Similar ultrafine particles can be produced from III-V group compound semiconductors such as P and InGaAs or II-VI group compound semiconductors such as CdS and CdSSe.

[0012]

According to the present invention, when the compound semiconductor ultrafine particles are manufactured by the gas evaporation method, the stoichiometric ratio is maintained and the crystallinity is good even if the vapor pressure difference between the constituent elements of the compound is large. Ultrafine particles can be produced.

[Brief description of drawings]

FIG. 1 is an overall view of a compound semiconductor ultrafine particle vapor phase production apparatus according to an embodiment of the present invention.

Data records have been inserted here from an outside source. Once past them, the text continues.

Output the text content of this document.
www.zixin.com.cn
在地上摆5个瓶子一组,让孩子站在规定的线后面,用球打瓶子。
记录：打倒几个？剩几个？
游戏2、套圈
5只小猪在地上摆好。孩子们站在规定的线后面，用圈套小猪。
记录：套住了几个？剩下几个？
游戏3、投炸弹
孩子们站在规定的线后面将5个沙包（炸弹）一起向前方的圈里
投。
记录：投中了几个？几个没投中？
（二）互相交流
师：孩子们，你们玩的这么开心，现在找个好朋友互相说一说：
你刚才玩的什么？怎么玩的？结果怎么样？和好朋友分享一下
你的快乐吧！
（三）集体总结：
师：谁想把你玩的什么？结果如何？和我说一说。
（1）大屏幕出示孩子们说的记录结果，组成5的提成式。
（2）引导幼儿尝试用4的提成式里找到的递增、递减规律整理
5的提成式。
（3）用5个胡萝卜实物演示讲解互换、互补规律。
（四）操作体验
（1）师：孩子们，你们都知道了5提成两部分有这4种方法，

FIG. 2 is a detailed view of a steam generating mechanism in the apparatus.

[Explanation of symbols]

 1 Evaporation Chamber 2 Collection Chamber 3 Evaporation Crucible 4 Vapor Generation Mechanism 5 Crucible 6 Resistance Heating Coil 9 Capillary 10 Crucible Lid

Claims (1)

[Claims] 1. An apparatus for producing ultrafine particles of a compound semiconductor by a gas evaporation method, wherein vapor of an element having a high vapor pressure among constituent elements of a raw material compound semiconductor is introduced from the outside to generate in the vicinity of a raw material compound evaporation source. An apparatus for producing a vapor phase of a compound semiconductor ultrafine particle, which is equipped with a mechanism for making it.